Through the European Pillar of Social Rights, the Commission is encouraging EU Member States to modernize their education and training systems so that every European is equipped to benefit from technological change. The Commission has also promised that its next multiannual budget spanning 2021 to 2027 will include more support for advanced digital skills training, while the new Digital Opportunity Traineeship will provide up to 6,000 students and recent graduates with hands-on digital experience. This is badly needed: over 40% of European businesses struggle to recruit ICT specialists, yet the same percentage of Europeans do not have even basic digital skills.
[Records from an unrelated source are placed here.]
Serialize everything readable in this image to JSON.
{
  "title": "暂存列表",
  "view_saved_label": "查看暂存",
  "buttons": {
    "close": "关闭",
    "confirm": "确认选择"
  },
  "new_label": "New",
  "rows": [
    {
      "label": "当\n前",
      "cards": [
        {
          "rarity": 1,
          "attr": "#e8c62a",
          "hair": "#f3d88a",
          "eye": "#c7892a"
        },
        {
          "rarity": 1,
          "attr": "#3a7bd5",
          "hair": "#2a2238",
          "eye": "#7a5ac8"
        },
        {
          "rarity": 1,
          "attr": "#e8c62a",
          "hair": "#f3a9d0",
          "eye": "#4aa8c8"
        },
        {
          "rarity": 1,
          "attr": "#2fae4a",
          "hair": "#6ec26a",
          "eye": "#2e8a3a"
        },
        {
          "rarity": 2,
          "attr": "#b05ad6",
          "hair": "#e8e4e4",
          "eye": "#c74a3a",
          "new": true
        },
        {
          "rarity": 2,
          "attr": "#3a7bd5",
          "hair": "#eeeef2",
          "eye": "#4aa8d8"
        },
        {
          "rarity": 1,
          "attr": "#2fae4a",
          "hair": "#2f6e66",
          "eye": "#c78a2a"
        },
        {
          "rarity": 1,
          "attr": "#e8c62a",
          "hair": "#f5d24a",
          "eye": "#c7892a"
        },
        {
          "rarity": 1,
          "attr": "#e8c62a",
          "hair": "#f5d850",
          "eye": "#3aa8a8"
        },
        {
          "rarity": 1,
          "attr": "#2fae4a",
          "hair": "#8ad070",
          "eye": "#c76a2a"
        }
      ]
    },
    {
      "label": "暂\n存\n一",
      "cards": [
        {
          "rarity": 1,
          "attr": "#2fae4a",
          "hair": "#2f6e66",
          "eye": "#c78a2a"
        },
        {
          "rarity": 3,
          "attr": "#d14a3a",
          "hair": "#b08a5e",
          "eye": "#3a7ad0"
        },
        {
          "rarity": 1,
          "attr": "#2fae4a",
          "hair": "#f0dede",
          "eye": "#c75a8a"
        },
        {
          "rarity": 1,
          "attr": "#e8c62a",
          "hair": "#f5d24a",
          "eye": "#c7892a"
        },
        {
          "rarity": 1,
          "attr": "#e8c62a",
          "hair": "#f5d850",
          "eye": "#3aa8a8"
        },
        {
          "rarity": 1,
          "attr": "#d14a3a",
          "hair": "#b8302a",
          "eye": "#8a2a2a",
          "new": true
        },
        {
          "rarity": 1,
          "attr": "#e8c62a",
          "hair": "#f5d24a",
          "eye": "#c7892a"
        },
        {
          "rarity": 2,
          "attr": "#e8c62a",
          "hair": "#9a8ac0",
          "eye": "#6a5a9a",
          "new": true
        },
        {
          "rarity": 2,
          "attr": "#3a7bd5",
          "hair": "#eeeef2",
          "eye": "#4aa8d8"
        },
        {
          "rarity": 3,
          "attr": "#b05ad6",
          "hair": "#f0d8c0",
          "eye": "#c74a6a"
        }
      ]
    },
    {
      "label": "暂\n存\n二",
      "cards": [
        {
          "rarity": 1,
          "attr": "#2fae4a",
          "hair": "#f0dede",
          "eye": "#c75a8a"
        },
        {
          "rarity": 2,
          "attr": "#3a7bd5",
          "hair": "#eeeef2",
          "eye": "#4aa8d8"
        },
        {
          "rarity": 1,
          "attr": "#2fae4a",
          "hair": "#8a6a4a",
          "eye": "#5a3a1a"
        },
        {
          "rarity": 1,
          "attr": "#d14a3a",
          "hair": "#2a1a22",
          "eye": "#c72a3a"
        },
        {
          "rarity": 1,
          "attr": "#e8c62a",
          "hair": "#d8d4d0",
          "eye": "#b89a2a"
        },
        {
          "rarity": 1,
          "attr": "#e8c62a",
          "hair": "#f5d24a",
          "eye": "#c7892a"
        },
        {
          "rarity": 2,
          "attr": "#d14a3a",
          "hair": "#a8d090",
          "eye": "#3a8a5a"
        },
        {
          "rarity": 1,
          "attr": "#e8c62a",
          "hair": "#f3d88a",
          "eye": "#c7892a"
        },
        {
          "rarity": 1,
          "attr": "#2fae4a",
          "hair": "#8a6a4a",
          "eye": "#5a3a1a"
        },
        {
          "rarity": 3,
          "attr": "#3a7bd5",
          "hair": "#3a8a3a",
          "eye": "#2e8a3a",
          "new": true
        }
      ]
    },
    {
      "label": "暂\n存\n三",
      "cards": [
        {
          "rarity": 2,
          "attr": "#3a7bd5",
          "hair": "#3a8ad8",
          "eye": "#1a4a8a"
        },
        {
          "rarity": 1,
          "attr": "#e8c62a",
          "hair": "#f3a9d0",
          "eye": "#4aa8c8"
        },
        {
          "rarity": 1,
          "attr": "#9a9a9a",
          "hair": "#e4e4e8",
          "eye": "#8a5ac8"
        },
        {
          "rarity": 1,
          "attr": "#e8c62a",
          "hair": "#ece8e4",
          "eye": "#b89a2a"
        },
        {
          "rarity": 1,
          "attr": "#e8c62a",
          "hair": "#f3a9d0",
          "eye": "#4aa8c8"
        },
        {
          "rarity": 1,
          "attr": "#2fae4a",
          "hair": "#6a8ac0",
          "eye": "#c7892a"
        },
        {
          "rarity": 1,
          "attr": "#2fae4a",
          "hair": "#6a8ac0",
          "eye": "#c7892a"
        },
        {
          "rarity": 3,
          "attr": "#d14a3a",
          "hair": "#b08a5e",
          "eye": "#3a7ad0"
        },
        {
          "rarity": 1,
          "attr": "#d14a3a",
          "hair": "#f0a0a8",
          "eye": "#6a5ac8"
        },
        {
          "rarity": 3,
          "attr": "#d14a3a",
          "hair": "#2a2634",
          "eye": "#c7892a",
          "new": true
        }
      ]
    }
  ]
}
Efforts to increase the diffusion of digital skills across education systems, businesses and economies are important and welcome. But, as new research conducted by Microsoft and McKinsey has revealed, they are not the only skills which Europe’s future workforces will need. Uniquely human qualities such as creativity, empathy and problem solving will take on a new level of relevance in an AI-driven world. In fact, the Class of 2030 research has revealed that, within twelve years, up to forty percent of jobs will require a mix of digital and socio-emotional skills, such as effective collaboration and ethical decision-making. Yet currently, school curricula do not necessarily reflect these needs. You can learn more about the research and its implications here.
Microsoft is a long-standing supporter of the EU’s work to foster digital skills. As a member of the Digital Skills and Jobs Coalition, we committed in 2016 to providing 5 million young Europeans with access to computer science education and digital skills training – and in a year and a half, we’ve reached almost 4 million. Our #MakeWhatsNext initiative aims to encourage more women to pursue careers in science, technology, engineering, and mathematics (STEM). In addition, our involvement with EU Code Week over the past four years has engaged over 17,000 young people across Europe.
As another edition of EU Code Week gets underway, we are proud to play a continuing role in helping every young European gain a broad range of skills. We encourage Europe’s policymakers and educators to continue focusing on computer science skills, but also to look beyond, by ensuring that we are nurturing versatile, multifaceted students. If successfully supported, such students will go on to be the well-skilled and emotionally intelligent leaders of the data-driven economy.